A young Englishman comes to postwar Bosnia, which lingers between “a preserve and a colony,” to work on the implementation of Western principles and policies. Travel to another country and meeting with a new culture, as we have seen in E. M. Forster’s Passage to India and Room with a View, rarely goes without at least a slight transformation of the newcomer. The young and nameless Englishman is no exception. The Englishman’s e-mails to his male lover back in England unfold before our eyes, showing us the rigidity, stereotypes, and ideology in which we are all immersed when trying to understand the Other. At the end of the book, there is a translator’s note telling us that the e-mail messages are a documentary thing, not invented stuff. What we were hoping was a deliberate exaggeration (the preposterous, arrogant, and ignorant nature of the Englishman) on the part of the writer turns out to be a translation of real e-mail messages, with only the names of the protagonists changed.

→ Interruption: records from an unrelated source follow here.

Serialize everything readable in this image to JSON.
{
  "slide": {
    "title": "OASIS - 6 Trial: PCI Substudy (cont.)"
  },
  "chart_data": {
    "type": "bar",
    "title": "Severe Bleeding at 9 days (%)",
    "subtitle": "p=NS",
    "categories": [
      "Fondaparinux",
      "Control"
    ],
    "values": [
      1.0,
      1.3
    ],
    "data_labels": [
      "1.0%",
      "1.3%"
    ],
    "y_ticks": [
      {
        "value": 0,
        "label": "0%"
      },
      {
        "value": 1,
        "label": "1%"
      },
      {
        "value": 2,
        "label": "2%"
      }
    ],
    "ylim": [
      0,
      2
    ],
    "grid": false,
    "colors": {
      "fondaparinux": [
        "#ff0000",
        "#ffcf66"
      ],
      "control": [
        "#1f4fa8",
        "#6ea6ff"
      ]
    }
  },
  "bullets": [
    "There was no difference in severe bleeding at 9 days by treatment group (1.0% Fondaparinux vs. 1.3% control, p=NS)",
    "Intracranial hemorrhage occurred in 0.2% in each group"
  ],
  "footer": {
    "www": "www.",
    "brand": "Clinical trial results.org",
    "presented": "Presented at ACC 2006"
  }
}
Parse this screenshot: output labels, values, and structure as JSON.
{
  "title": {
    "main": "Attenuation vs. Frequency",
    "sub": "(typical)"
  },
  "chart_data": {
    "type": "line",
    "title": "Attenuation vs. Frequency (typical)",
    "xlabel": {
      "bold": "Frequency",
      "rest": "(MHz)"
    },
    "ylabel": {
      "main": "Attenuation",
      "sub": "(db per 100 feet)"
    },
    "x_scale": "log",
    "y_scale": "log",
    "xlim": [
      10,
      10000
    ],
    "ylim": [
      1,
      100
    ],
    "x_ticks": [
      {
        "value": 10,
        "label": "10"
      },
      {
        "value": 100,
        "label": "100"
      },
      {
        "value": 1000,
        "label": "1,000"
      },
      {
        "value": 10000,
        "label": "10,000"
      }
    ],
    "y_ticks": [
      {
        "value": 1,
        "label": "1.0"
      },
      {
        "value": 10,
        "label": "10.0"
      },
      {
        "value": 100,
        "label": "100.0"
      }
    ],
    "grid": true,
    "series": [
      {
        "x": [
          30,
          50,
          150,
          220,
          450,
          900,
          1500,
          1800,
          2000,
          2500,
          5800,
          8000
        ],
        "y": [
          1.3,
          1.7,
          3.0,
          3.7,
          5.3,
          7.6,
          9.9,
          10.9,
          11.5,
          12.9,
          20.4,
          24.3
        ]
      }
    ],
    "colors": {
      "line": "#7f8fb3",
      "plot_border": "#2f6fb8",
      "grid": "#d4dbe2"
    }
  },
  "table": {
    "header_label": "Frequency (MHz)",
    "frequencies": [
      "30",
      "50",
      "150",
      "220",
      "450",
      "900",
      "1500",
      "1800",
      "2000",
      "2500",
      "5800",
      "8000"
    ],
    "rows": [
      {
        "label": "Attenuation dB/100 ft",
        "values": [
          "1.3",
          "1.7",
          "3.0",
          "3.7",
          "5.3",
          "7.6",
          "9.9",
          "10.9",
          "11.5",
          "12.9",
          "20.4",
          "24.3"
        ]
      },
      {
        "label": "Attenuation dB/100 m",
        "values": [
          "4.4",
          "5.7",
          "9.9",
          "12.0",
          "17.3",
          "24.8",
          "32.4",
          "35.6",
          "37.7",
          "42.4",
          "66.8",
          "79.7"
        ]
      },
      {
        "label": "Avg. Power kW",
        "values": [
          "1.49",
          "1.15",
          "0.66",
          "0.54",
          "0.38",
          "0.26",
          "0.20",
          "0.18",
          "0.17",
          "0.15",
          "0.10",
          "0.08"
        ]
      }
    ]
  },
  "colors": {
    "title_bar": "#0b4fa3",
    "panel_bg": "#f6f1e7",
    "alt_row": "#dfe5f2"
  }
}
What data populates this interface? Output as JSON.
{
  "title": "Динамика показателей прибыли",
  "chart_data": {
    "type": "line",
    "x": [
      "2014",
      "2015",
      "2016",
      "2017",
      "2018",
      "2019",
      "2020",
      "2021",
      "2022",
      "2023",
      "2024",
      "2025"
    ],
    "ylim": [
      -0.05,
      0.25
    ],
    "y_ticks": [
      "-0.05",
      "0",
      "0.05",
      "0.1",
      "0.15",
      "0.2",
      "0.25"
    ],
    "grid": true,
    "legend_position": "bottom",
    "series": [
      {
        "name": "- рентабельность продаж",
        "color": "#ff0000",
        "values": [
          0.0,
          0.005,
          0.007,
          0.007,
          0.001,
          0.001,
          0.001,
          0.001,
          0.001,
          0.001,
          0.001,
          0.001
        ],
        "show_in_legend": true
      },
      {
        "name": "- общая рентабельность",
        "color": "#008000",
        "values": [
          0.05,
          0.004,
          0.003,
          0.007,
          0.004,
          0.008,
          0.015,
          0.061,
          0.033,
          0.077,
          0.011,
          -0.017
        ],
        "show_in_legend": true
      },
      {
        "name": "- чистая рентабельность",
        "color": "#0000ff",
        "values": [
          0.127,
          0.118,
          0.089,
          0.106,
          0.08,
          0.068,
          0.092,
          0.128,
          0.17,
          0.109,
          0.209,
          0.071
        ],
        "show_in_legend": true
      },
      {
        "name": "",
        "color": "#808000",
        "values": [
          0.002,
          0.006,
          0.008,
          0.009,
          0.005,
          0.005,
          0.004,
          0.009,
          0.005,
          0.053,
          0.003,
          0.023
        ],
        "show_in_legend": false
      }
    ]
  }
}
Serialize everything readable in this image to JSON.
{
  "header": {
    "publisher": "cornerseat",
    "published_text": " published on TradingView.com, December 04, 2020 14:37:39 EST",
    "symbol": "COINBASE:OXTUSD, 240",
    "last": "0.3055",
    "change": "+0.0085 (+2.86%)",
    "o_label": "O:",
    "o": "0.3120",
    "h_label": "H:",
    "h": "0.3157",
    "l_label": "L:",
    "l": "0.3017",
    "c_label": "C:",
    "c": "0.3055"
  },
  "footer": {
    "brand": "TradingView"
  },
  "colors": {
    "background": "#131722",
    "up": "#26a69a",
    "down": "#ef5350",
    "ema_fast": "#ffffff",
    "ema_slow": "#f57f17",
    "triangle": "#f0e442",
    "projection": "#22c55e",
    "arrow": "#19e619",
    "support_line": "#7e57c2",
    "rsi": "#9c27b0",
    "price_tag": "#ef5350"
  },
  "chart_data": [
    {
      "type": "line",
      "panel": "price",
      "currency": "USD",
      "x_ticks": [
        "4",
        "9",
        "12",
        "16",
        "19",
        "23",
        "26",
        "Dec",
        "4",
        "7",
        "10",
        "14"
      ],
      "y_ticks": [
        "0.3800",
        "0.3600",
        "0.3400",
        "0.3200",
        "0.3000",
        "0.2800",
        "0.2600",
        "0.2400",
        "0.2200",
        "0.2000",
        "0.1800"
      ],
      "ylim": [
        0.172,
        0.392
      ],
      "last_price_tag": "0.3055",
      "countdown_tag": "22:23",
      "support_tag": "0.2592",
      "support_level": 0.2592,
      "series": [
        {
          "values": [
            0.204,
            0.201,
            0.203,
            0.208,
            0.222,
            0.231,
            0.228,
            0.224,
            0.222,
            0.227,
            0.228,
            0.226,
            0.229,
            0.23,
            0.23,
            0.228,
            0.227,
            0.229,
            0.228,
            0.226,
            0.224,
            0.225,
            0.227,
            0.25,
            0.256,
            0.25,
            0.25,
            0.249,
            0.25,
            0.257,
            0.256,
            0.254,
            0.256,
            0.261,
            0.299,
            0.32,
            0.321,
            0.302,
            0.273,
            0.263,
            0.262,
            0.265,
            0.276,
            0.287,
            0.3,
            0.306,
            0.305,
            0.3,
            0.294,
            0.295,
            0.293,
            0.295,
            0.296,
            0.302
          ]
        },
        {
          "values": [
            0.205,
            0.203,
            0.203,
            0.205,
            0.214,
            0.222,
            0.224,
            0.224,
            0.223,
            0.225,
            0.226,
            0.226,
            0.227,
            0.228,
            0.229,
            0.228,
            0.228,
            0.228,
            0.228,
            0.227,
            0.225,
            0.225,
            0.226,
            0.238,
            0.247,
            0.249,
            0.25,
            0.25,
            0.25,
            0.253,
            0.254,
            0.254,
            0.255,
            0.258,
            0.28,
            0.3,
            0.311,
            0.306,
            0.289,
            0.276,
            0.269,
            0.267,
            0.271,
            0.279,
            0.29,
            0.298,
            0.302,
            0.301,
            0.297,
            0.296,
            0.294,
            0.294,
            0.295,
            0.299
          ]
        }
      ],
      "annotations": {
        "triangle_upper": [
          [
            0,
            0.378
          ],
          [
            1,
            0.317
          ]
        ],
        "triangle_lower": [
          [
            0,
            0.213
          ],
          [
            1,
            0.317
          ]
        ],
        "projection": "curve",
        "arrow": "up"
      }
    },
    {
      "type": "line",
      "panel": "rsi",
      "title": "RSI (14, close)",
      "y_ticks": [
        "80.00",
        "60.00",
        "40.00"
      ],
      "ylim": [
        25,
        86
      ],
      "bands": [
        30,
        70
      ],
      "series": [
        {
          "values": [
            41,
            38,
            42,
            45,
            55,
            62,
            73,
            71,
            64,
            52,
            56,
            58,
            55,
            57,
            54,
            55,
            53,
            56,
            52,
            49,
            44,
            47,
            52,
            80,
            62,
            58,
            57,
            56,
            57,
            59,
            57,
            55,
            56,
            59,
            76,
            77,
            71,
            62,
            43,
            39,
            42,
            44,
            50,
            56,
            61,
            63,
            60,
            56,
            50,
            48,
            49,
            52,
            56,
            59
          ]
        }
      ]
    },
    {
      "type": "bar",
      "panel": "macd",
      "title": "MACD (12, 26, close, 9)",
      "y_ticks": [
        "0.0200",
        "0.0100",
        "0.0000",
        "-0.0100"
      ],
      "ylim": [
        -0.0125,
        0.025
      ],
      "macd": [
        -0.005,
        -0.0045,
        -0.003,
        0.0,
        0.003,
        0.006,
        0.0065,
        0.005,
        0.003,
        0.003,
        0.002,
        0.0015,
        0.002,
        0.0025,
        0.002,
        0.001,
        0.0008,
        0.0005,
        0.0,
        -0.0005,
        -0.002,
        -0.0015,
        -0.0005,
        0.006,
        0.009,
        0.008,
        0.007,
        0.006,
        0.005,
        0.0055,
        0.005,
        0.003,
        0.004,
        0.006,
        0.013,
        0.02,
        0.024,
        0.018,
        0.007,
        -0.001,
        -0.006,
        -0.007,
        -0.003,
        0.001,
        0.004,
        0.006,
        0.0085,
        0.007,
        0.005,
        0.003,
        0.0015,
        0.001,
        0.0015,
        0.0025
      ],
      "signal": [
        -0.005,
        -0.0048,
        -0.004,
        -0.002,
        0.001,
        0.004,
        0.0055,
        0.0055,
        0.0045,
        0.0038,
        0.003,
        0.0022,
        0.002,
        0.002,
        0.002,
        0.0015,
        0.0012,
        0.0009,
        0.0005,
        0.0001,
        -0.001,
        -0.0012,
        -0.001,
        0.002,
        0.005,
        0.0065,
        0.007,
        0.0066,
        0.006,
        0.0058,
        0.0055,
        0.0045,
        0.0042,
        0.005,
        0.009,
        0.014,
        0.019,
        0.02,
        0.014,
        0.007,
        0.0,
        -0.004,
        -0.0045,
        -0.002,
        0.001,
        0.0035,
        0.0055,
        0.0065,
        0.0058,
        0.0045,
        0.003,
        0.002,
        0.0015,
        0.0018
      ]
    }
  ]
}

The meeting of the Orient with the Occident serves as a good source for all sorts of humorous situations, misunderstandings, and witticisms, with which Velickovic´’s book abounds. Yet what Velickovic´ seems to be concentrating on most is showing us how the encounter with the new culture is always a meeting with the Other, something inevitably inferior, lower than the subject itself. Sahib, at times, becomes a Swiftian satire, having as its main target the colonizing policies behind the rhetoric of liberating and democratizing nations. However, Velickovic´ is far from idealizing the state of affairs in prewar Bosnia. His satire is also directed at the contradictions and shortcomings of the previous socialist and communist regimes. What foreign organizations in Bosnia seem to be mostly preoccupied with is finding techniques to dissuade young people from immigrating to Western countries, or, in other words, preventing the “weeds” from Bosnia from implementing themselves on Western soil. Foreign organizations are creating only the illusion that they are doing something worthwhile for the war-ravaged society, while in reality they are busy creating surreal and impossible projects for the “country’s benefit.” The only product, says the main protagonist of Sahib (in one of his half-serious, half-joking musings), over which the developed countries of the world still do not have a monopoly and which Bosnia can produce, is blood. If Bosnia exported blood, this would probably turn out to be beneficial for both Bosnians and other, more developed countries.
Velickovic´’s book leaves us guessing what good comes out of today’s mingling of the nations and what great migrations of populations bring when our efforts to perceive and experience foreign culture as anything besides simply the Other are hindered and thwarted in advance by the limits of our own subjectivity. In an age “when dollars can shut up every mouth,” even bitter satire does not have the effect it once had.